The ballet, made under stressful circumstances (“he didn’t have much money at that time, at all, hadn’t built his audience,” Sorrin said), was an immediate hit. Ten years later, it was reworked slightly for its debut at the new New York State Theater, where it still plays to rapt audiences today.

That version is precisely what Seattle audiences will see: the same one that Boal performed both as a child and adult dancer in his years with NYCB, the same one that Falconer loved as a boy in the 1960s. Embedded within it are bits of ballet history. The Candy Cane variation is as Balanchine remembered it from Ivanov (and from dancing it himself), and the battle of the Mouse King and Nutcracker was created by that wizard of dance drama, Jerome Robbins, then associate artistic director of NYCB.

The story is slightly different from the one PNB audiences have long known. The Stowell/Sendak version had Clara transformed into a grown-up dancer via her dream; in Balanchine/Falconer’s, Clara is danced by a child throughout, with the Sugar Plum Fairy performing the grand pas de deux with her cavalier. The individual dances in Act II have names that stem from the treats Clara’s mother serves at the party: Spanish Chocolate, Arabian Coffee, Chinese Tea, Candy Canes, Marzipan.
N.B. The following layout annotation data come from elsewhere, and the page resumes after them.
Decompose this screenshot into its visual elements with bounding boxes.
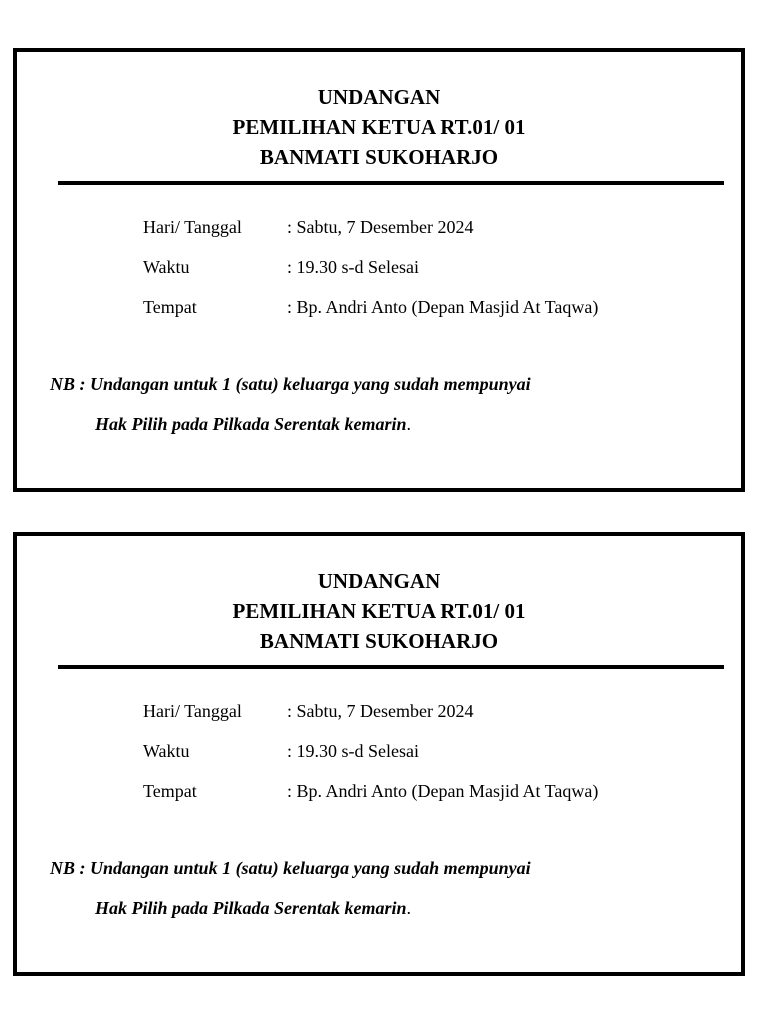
date-value: : Sabtu, 7 Desember 2024 xyxy=(287,217,474,237)
invitation-card-2 xyxy=(13,532,745,976)
note-block xyxy=(50,848,531,928)
detail-row-time xyxy=(143,247,598,287)
title-line-2: PEMILIHAN KETUA RT.01/ 01 xyxy=(232,599,526,623)
invitation-title xyxy=(17,82,741,172)
detail-row-time xyxy=(143,731,598,771)
note-end: . xyxy=(406,414,412,434)
event-details xyxy=(143,691,598,811)
event-details xyxy=(143,207,598,327)
time-value: : 19.30 s-d Selesai xyxy=(287,257,419,277)
place-label: Tempat xyxy=(143,297,197,317)
date-label: Hari/ Tanggal xyxy=(143,217,242,237)
title-line-1: UNDANGAN xyxy=(317,569,441,593)
place-label: Tempat xyxy=(143,781,197,801)
date-label: Hari/ Tanggal xyxy=(143,701,242,721)
detail-row-place xyxy=(143,287,598,327)
note-line-2 xyxy=(50,404,531,444)
invitation-card-1 xyxy=(13,48,745,492)
time-label: Waktu xyxy=(143,257,190,277)
place-value: : Bp. Andri Anto (Depan Masjid At Taqwa) xyxy=(287,297,599,317)
title-line-1: UNDANGAN xyxy=(317,85,441,109)
time-label: Waktu xyxy=(143,741,190,761)
note-line-2-text: Hak Pilih pada Pilkada Serentak kemarin xyxy=(95,898,407,918)
detail-row-date xyxy=(143,691,598,731)
date-value: : Sabtu, 7 Desember 2024 xyxy=(287,701,474,721)
divider-rule xyxy=(58,665,724,669)
detail-row-date xyxy=(143,207,598,247)
time-value: : 19.30 s-d Selesai xyxy=(287,741,419,761)
title-line-3: BANMATI SUKOHARJO xyxy=(259,629,499,653)
note-line-2-text: Hak Pilih pada Pilkada Serentak kemarin xyxy=(95,414,407,434)
title-line-3: BANMATI SUKOHARJO xyxy=(259,145,499,169)
detail-row-place xyxy=(143,771,598,811)
invitation-title xyxy=(17,566,741,656)
divider-rule xyxy=(58,181,724,185)
note-end: . xyxy=(406,898,412,918)
place-value: : Bp. Andri Anto (Depan Masjid At Taqwa) xyxy=(287,781,599,801)
note-block xyxy=(50,364,531,444)
note-line-2 xyxy=(50,888,531,928)
title-line-2: PEMILIHAN KETUA RT.01/ 01 xyxy=(232,115,526,139)
note-line-1: NB : Undangan untuk 1 (satu) keluarga yang sudah mempunyai xyxy=(50,374,531,394)
note-line-1: NB : Undangan untuk 1 (satu) keluarga yang sudah mempunyai xyxy=(50,858,531,878)
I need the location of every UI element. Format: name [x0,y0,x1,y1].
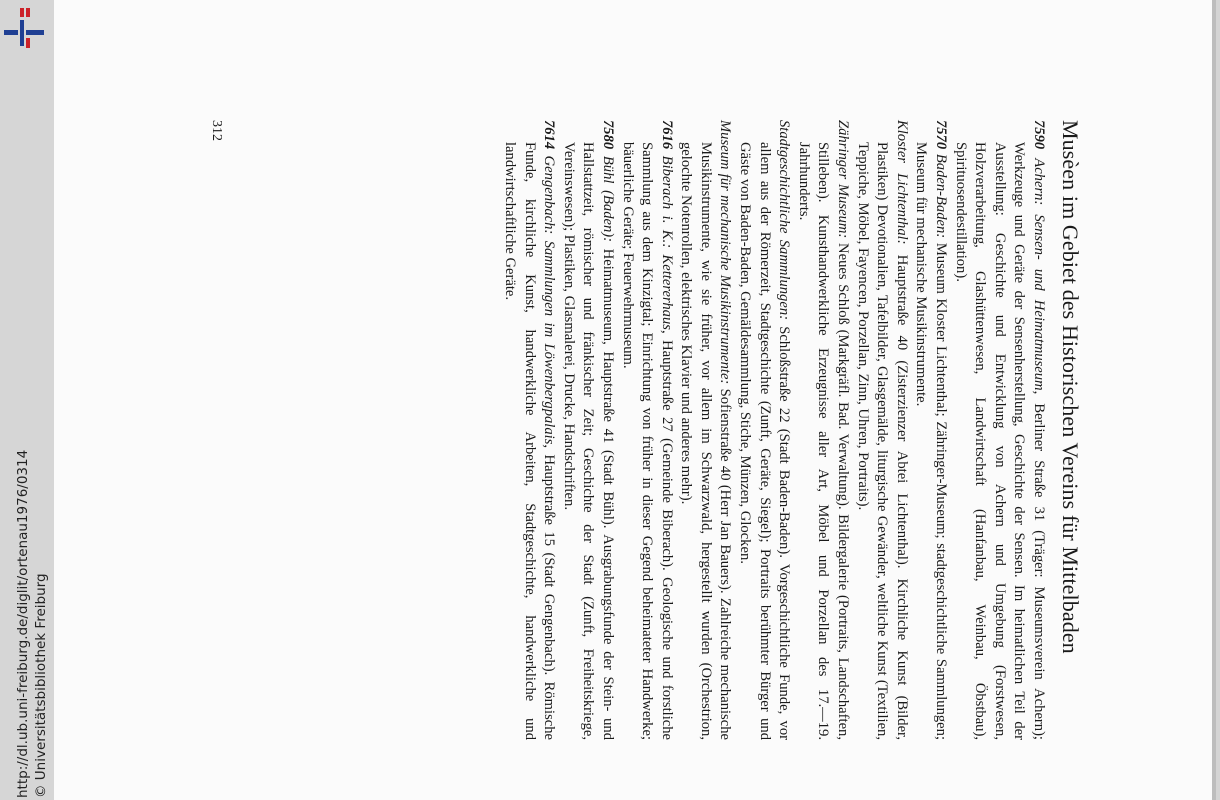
museum-heading: Bühl (Baden): [599,155,616,243]
museum-heading: Gengenbach: Sammlungen im Löwenbergpalais, [541,155,558,449]
document-page [54,0,1216,800]
rotated-page-content [204,120,1084,740]
postal-code: 7614 [541,120,558,150]
museum-entry [793,120,852,740]
museum-entry [499,120,558,740]
museum-description: Museum Kloster Lichtenthal; Zähringer-Museum; stadtgeschichtliche Sammlungen; Museum für mechanische Musikinstrumente. [913,142,950,741]
page-number: 312 [209,120,224,141]
page-edge [1212,0,1216,800]
postal-code: 7590 [1031,120,1047,150]
source-info [14,450,50,798]
museum-entry [950,120,1048,740]
museum-description: Sofienstraße 40 (Herr Jan Bauers). Zahlreiche mechanische Musikinstrumente, wie sie früher, vor allem im Schwarzwald, hergestellt wurden (Orchestrion, gelochte Notenrollen, elektrisches Klavier und anderes mehr). [678,142,734,740]
museum-entry [852,120,911,740]
museum-heading: Zähringer Museum: [835,120,852,239]
museum-description: Hauptstraße 40 (Zisterzienzer Abtei Lichtenthal). Kirchliche Kunst (Bilder, Plastiken) Devotionalien, Tafelbilder, Glasgemälde, liturgische Gewänder, weltliche Kunst (Textilien, Teppiche, Möbel, Fayencen, Porzellan, Zinn, Uhren, Portraits). [854,142,910,740]
museum-entry [617,120,676,740]
museum-entry [735,120,794,740]
museum-heading: Achern: Sensen- und Heimatmuseum, [1031,158,1047,395]
museum-entry [558,120,617,740]
museum-list [499,120,1048,740]
museum-heading: Kloster Lichtenthal: [893,120,910,245]
ub-freiburg-logo-icon [4,6,44,50]
museum-description: Heimatmuseum, Hauptstraße 41 (Stadt Bühl). Ausgrabungsfunde der Stein- und Hallstattzeit, römischer und fränkischer Zeit; Geschichte der Stadt (Zunft, Freiheitskriege, Vereinswesen); Plastiken, Glasmalerei, Drucke, Handschriften. [560,142,616,740]
postal-code: 7580 [599,120,616,150]
page-title: Musèen im Gebiet des Historischen Vereins für Mittelbaden [1058,120,1083,654]
museum-heading: Biberach i. K.: Kettererhaus, [658,155,675,334]
postal-code: 7570 [933,120,950,150]
museum-entry [676,120,735,740]
museum-heading: Baden-Baden: [933,153,950,239]
copyright-notice: © Universitätsbibliothek Freiburg [33,573,49,798]
museum-description: Hauptstraße 15 (Stadt Gengenbach). Römische Funde, kirchliche Kunst, handwerkliche Arbeiten, Stadtgeschichte, handwerkliche und landwirtschaftliche Geräte. [501,142,558,741]
viewer-sidebar [0,0,54,800]
museum-heading: Stadtgeschichtliche Sammlungen: [776,120,793,320]
museum-description: Neues Schloß (Markgräfl. Bad. Verwaltung). Bildergalerie (Portraits, Landschaften, Stilleben). Kunsthandwerkliche Erzeugnisse aller Art, Möbel und Porzellan des 17.—19. Jahrhunderts. [795,142,852,740]
museum-description: Schloßstraße 22 (Stadt Baden-Baden). Vorgeschichtliche Funde, vor allem aus der Römerzeit, Stadtgeschichte (Zunft, Geräte, Siegel); Portraits berühmter Bürger und Gäste von Baden-Baden, Gemäldesammlung, Stiche, Münzen, Glocken. [737,142,793,741]
museum-entry [911,120,950,740]
museum-heading: Museum für mechanische Musikinstrumente: [717,120,734,385]
postal-code: 7616 [658,120,675,150]
source-url[interactable]: http://dl.ub.uni-freiburg.de/diglit/ortenau1976/0314 [15,449,31,798]
museum-description: Berliner Straße 31 (Träger: Museumsverein Achern); Werkzeuge und Geräte der Sensenherstellung, Geschichte der Sensen. Im heimatlichen Teil der Ausstellung: Geschichte und Entwicklung von Achern und Umgebung (Forstwesen, Holzverarbeitung, Glashüttenwesen, Landwirtschaft (Hanfanbau, Weinbau, Öbstbau), Spirituosendestillation). [952,142,1047,740]
museum-description: Hauptstraße 27 (Gemeinde Biberach). Geologische und forstliche Sammlung aus dem Kinzigtal; Einrichtung von früher in dieser Gegend beheimateter Handwerke; bäuerliche Geräte; Feuerwehrmuseum. [619,142,675,740]
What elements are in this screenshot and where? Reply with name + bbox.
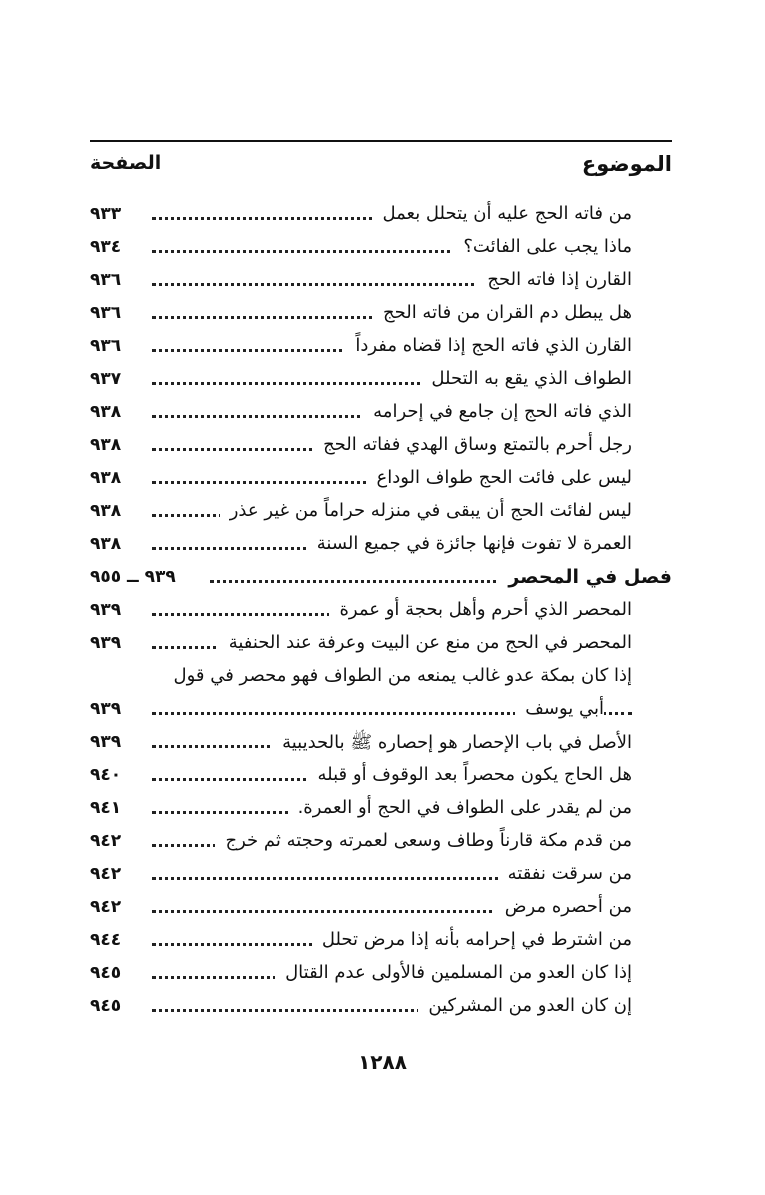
toc-entry-page: ٩٤٠ [90,765,122,785]
toc-entry-page: ٩٣٦ [90,303,122,323]
toc-entry-title: المحصر الذي أحرم وأهل بحجة أو عمرة [329,599,632,620]
toc-entry-page: ٩٣٣ [90,204,122,224]
toc-entry-page: ٩٤٢ [90,864,122,884]
toc-entry-title: القارن الذي فاته الحج إذا قضاه مفرداً [345,335,632,356]
toc-entry-title: إن كان العدو من المشركين [418,995,632,1016]
toc-entry [90,859,672,892]
toc-entry [90,760,672,793]
toc-entry-page: ٩٤٥ [90,963,122,983]
toc-entry-page: ٩٤٥ [90,996,122,1016]
toc-entry-title: رجل أحرم بالتمتع وساق الهدي ففاته الحج [313,434,632,455]
toc-entry [90,826,672,859]
toc-entry-page: ٩٣٩ [90,699,122,719]
toc-entry [90,232,672,265]
toc-entry [90,958,672,991]
toc-entry-page: ٩٣٧ [90,369,122,389]
toc-header [90,148,672,184]
toc-entry [90,364,672,397]
toc-entry [90,397,672,430]
toc-entry [90,430,672,463]
toc-entry-title: هل يبطل دم القران من فاته الحج [373,302,632,323]
toc-entry [90,793,672,826]
header-rule [90,140,672,142]
toc-entry-title: فصل في المحصر [498,566,672,588]
toc-entry-page: ٩٤٢ [90,831,122,851]
toc-entry-page: ٩٣٩ ــ ٩٥٥ [90,567,176,587]
page-number: ١٢٨٨ [358,1050,407,1074]
toc-entry-title: من سرقت نفقته [498,863,632,884]
toc-entry [90,925,672,958]
toc-entry-title: إذا كان العدو من المسلمين فالأولى عدم القتال [275,962,632,983]
toc-entry-page: ٩٣٦ [90,336,122,356]
toc-entry-title: ليس على فائت الحج طواف الوداع [367,467,633,488]
toc-entry-page: ٩٣٨ [90,468,122,488]
header-page-label: الصفحة [90,152,162,174]
toc-entry-title: من قدم مكة قارناً وطاف وسعى لعمرته وحجته ثم خرج [215,830,632,851]
header-topic-label: الموضوع [581,152,672,176]
toc-entry-title: ماذا يجب على الفائت؟ [453,236,632,257]
toc-entry-title-continued: أبي يوسف [515,698,604,719]
toc-entry [90,331,672,364]
toc-entry [90,727,672,760]
toc-entry-page: ٩٤١ [90,798,122,818]
toc-entry-page: ٩٣٦ [90,270,122,290]
toc-entry-page: ٩٣٩ [90,600,122,620]
toc-entry-title: العمرة لا تفوت فإنها جائزة في جميع السنة [307,533,632,554]
toc-entry-page: ٩٣٩ [90,633,122,653]
toc-entry-title: ليس لفائت الحج أن يبقى في منزله حراماً من غير عذر [220,500,632,521]
toc-entry [90,892,672,925]
toc-entry [90,661,672,727]
toc-entry-page: ٩٣٨ [90,501,122,521]
toc-entry-title: من لم يقدر على الطواف في الحج أو العمرة. [288,797,632,818]
toc-entry-page: ٩٣٨ [90,402,122,422]
toc-entry-title: الطواف الذي يقع به التحلل [421,368,632,389]
toc-entry [90,265,672,298]
toc-entry-page: ٩٣٤ [90,237,122,257]
toc-entry [90,463,672,496]
toc-entry [90,199,672,232]
toc-entry [90,595,672,628]
toc-entry-page: ٩٤٤ [90,930,122,950]
toc-entry-title: من فاته الحج عليه أن يتحلل بعمل [372,203,632,224]
table-of-contents [90,199,672,1024]
toc-entry-title: الذي فاته الحج إن جامع في إحرامه [363,401,632,422]
toc-section-heading [90,562,672,595]
toc-entry [90,529,672,562]
toc-entry-title: من اشترط في إحرامه بأنه إذا مرض تحلل [312,929,632,950]
toc-entry-title: هل الحاج يكون محصراً بعد الوقوف أو قبله [308,764,632,785]
toc-entry-title: من أحصره مرض [495,896,632,917]
toc-entry [90,991,672,1024]
toc-entry-page: ٩٣٨ [90,435,122,455]
toc-entry [90,298,672,331]
toc-entry [90,628,672,661]
toc-entry-page: ٩٣٩ [90,732,122,752]
toc-entry-page: ٩٣٨ [90,534,122,554]
toc-entry [90,496,672,529]
toc-entry-title: إذا كان بمكة عدو غالب يمنعه من الطواف فهو محصر في قول [173,665,632,686]
toc-entry-title: الأصل في باب الإحصار هو إحصاره ﷺ بالحديبية [272,731,632,757]
toc-entry-title: المحصر في الحج من منع عن البيت وعرفة عند الحنفية [219,632,632,653]
toc-entry-page: ٩٤٢ [90,897,122,917]
toc-entry-title: القارن إذا فاته الحج [477,269,632,290]
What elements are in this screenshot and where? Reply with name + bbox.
And Falconer and Boal decided to change the mid-19th-century story’s location from the usual Germany to New England.

Managing expectations in the face of a much-loved tradition has been a tricky balance, Boal said.

“It’s a very difficult thing to navigate,” he said. “You have to move carefully and put the focus on the excitement of something new, not negating the power of something that came before, which was wonderful.”

Now, as they address the last challenges before opening night, it comes down to the audience — to those dressed-up kids for whom “Nutcracker” is a yearly rite.

“I think if you’re a child watching Balanchine’s ‘Nutcracker,’ you feel very special,” Sorrin said. “It’s really a beautiful piece.”

“Balanchine will go down in history for the Agons,” said Boal, speaking of the choreographer’s spare, modern ballets. “But boy, could he tell a story, with such sweetness and simplicity.”